We conduct experiments on a real-world OD dataset collected by a mobile operator in Beijing31. The dataset covers 544,623 residents and geographically divides Beijing into $$17 \times 19$$ communities. The dataset covers 24-h OD flows for the whole month of January 2019. The 1-month data are repeated 24 times to form prolonged 24-month so that we have a sufficiently long period for pandemic simulation. We summarize the details about the dataset in Table 4.

Privacy and ethical concerns We have taken the following procedures to address privacy and ethical concerns. First, all of the researchers were authorized by the data provider to utilize the data for research purposes only. Second, the data is completely anonymized. Third, we store all the data in a secured off-line server.

#### Hyperparameters

Without the loss of generality, we set $$\{\beta ^{s}, \beta ^{m}, \gamma ,\theta \}=\{\frac{3}{24}, \frac{0.1}{24}, \frac{0.3}{24}, and \frac{0.3}{24}\}$$ for all communities at all time steps. The basic reproduction rate R0 is estimated as 2.1 at the initial stage of the pandemic31. The vaccination term $$\alpha$$ is 0 for most experiments and is set as $$\theta =\frac{0.005}{24}$$ when considering vaccination. For the reward, we mainly set $$\lambda = 0.99, L_0 = 72, H_0 = 3, k_h = 1$$. We also observe that policy-makers in the real world usually fail to conduct a pandemic-control policy at the time the first infection is found. Thus, in our experiments, we simulate that policy-makers begin intervention 20 days after the pandemic starts.

#### RL training

Specifically, in our experiments, we generate 5 environmental settings for each policy by adjusting H0 from 1 to 20 and train 16 RL models for each environmental setting. The RL models are trained on 8 V100 GPUs. The training time is approximately 8 h for each environmental setting.

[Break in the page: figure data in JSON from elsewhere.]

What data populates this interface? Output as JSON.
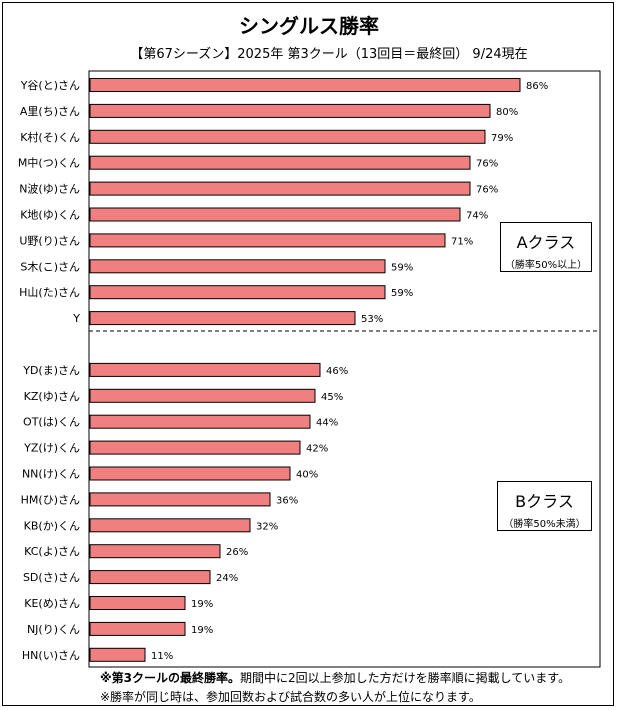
{
  "chart_data": {
    "type": "bar",
    "orientation": "horizontal",
    "title": "シングルス勝率",
    "subtitle": "【第67シーズン】2025年 第3クール（13回目＝最終回） 9/24現在",
    "value_suffix": "%",
    "xlim": [
      0,
      100
    ],
    "bar_color": "#f08080",
    "groups": [
      {
        "label": "Aクラス",
        "condition": "（勝率50%以上）",
        "categories": [
          "Y谷(と)さん",
          "A里(ち)さん",
          "K村(そ)くん",
          "M中(つ)くん",
          "N波(ゆ)さん",
          "K地(ゆ)くん",
          "U野(り)さん",
          "S木(こ)さん",
          "H山(た)さん",
          "Y"
        ],
        "values": [
          86,
          80,
          79,
          76,
          76,
          74,
          71,
          59,
          59,
          53
        ]
      },
      {
        "label": "Bクラス",
        "condition": "（勝率50%未満）",
        "categories": [
          "YD(ま)さん",
          "KZ(ゆ)さん",
          "OT(は)くん",
          "YZ(け)くん",
          "NN(け)くん",
          "HM(ひ)さん",
          "KB(か)くん",
          "KC(よ)さん",
          "SD(さ)さん",
          "KE(め)さん",
          "NJ(り)くん",
          "HN(い)さん"
        ],
        "values": [
          46,
          45,
          44,
          42,
          40,
          36,
          32,
          26,
          24,
          19,
          19,
          11
        ]
      }
    ]
  },
  "notes": {
    "line1_bold": "※第3クールの最終勝率。",
    "line1_rest": "期間中に2回以上参加した方だけを勝率順に掲載しています。",
    "line2": "※勝率が同じ時は、参加回数および試合数の多い人が上位になります。"
  }
}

#### Daily std computation

The daily std is computed by: $${\textit{std}}(\{a^t | t=0,1,\ldots ,T\})$$ for city lockdown; and $${\textit{std}}(\{a^t_i | t=0,1,\ldots ,T, i=0,1,\ldots ,N\})$$ for community quarantine; and $${\textit{std}}(\{a^t_{i,j} | t=0,1,\ldots ,T, i,j=0,1,\ldots ,N\})$$ for route management. We set $$T=90$$ (4 h per control period, in a total of 90 periods in 15 days) for all policies to compare their complexity in the first 15 days of policy intervention. A large daily std means the government needs to smartly and frequently adjust restrictions, which poses high requirements on the government’s execution ability.

#### Heuristic policies

We simulate two kinds of popular real-world heuristic policies:

• City-fixed: Reduce all mobility in the city to a given rate. In addition to simulating the complete lockdown policy with 0% mobility, we further set the restricted mobility to 15% and 20%, since we find that they are at the boundary of successfully controlling the pandemic.

• EP-threshold: Similar to31, we define an expert policy in the community-control level: if a community’s hospitalization reaches a threshold, it will be locked down for certain days and then open for at least 1 day to satisfy the urgent mobility demands of residents.